Что — то здесь не так. Мой мозг… не в состоянии расшифровать слова. Я хочу открыть глаза… но веки такие тяжёлые.
Рот словно заклеен. Язык не шевелится ни на сантиметр.
Чьи это руки? Голоса? Где я?
Кэт…
***
Я чувствую тепло от огня ещё до того, как вижу его, до того, как свет доходит до моего вялого сознания. Он ощущается тёплым и желанным: восхитительно. Помню, как ещё совсем недавно мне было холодно — так холодно. Я видел собственное дыхание.
Но я все равно потел: мёрз и обливался потом. Почему? Дело было не в температуре, нет. Всё из — за бега, напряжения. Я так устал. Все кости и суставы болели, язык онемел.
И вот я на земле…
Чёрт возьми, я потерял сознание.
От этой мысли резко распахиваю глаза и начинаю подыматься. Двигаюсь спешно и панически, отчего опрокидываю что — то неустойчивое возле себя. Чья — то рука нежно опускается на моё плечо, и я чуть не выпрыгиваю из своей кожи, отскакивая назад так далеко, что падаю.
Смотрю вверх и замечаю, что на меня смотрят добрые карие глаза. Они осматривают меня. Останавливаясь где — то в районе моих ног. Глаза идут вкупе с рукой, протянутой ко мне в приглашающем жесте ладонью вверх.
Я действую инстинктивно: хватаюсь за руку, чтобы принять устойчивое положение, и быстро настороженно отклоняюсь.
Я больше не в лесу. И не знаю, где нахожусь.
Карие глаза смотрят на меня из комнаты в тёплых лесных оттенках. Богатые оттенки золотого и коричневого, жёлтого и красного украшают стены. Высоко над головой висят замысловатые фигуры. Некоторые стены увешаны красочными племенными масками.
Чёрт. Где я? Кэт…
— Она в порядке, — произносит чей — то голос, и я снова возвращаюсь к владельцу карих глаз. Они принадлежат женщине. На вид она средних лет, но я не могу сказать наверняка. В её взгляде пляшут веселье и молодость, что противоречит морщинкам возле рта и бровей.
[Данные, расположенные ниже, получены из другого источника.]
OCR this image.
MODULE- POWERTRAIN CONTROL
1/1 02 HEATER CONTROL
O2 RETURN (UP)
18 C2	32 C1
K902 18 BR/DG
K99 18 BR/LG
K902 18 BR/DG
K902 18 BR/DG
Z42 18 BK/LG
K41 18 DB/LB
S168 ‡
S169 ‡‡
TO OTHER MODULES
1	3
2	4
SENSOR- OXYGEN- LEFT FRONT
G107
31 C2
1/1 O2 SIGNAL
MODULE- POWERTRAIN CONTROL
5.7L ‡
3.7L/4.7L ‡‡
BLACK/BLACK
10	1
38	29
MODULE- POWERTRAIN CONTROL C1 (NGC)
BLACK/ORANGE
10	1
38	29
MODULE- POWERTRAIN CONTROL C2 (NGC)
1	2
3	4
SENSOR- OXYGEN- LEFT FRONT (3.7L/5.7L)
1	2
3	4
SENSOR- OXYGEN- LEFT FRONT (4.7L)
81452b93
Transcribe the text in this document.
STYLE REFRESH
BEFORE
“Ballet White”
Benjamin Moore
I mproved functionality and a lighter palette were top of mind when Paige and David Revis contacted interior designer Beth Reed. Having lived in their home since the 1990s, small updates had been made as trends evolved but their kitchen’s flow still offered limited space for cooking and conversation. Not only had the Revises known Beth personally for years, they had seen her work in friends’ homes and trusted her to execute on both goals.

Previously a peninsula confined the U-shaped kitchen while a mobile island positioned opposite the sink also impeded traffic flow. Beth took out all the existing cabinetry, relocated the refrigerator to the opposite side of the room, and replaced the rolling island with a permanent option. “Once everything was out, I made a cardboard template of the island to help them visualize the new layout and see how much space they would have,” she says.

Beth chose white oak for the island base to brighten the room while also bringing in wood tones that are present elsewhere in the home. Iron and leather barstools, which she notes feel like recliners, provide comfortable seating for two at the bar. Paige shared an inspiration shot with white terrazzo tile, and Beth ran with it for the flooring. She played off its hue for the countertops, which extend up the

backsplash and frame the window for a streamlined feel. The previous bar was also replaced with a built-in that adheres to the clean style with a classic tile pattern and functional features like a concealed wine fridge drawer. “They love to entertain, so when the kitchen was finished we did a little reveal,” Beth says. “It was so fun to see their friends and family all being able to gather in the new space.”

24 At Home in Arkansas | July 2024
Лицо у неё красновато — коричневое, а нос внушительно — орлиный. Она скорее красива, чем хороша собой, но её манеры указывают на врождённую мягкость, которая добавляет тепла её точёному лицу.
Она старается больше не прикасаться ко мне, и я знаю, что женщина понимает, в каком я сейчас состоянии. Может, она слышит мои мысли?
Словно по сигналу, она говорит:
— Ты произносил её имя во сне. Кэт скоро вернётся. Ушла принести тебе ещё воды. Нам пришлось заставлять тебя пить, когда ты приходил в себя. Ты был сильно обезвожен. — Она приподнимает бровь, одаривая меня весёлой улыбкой.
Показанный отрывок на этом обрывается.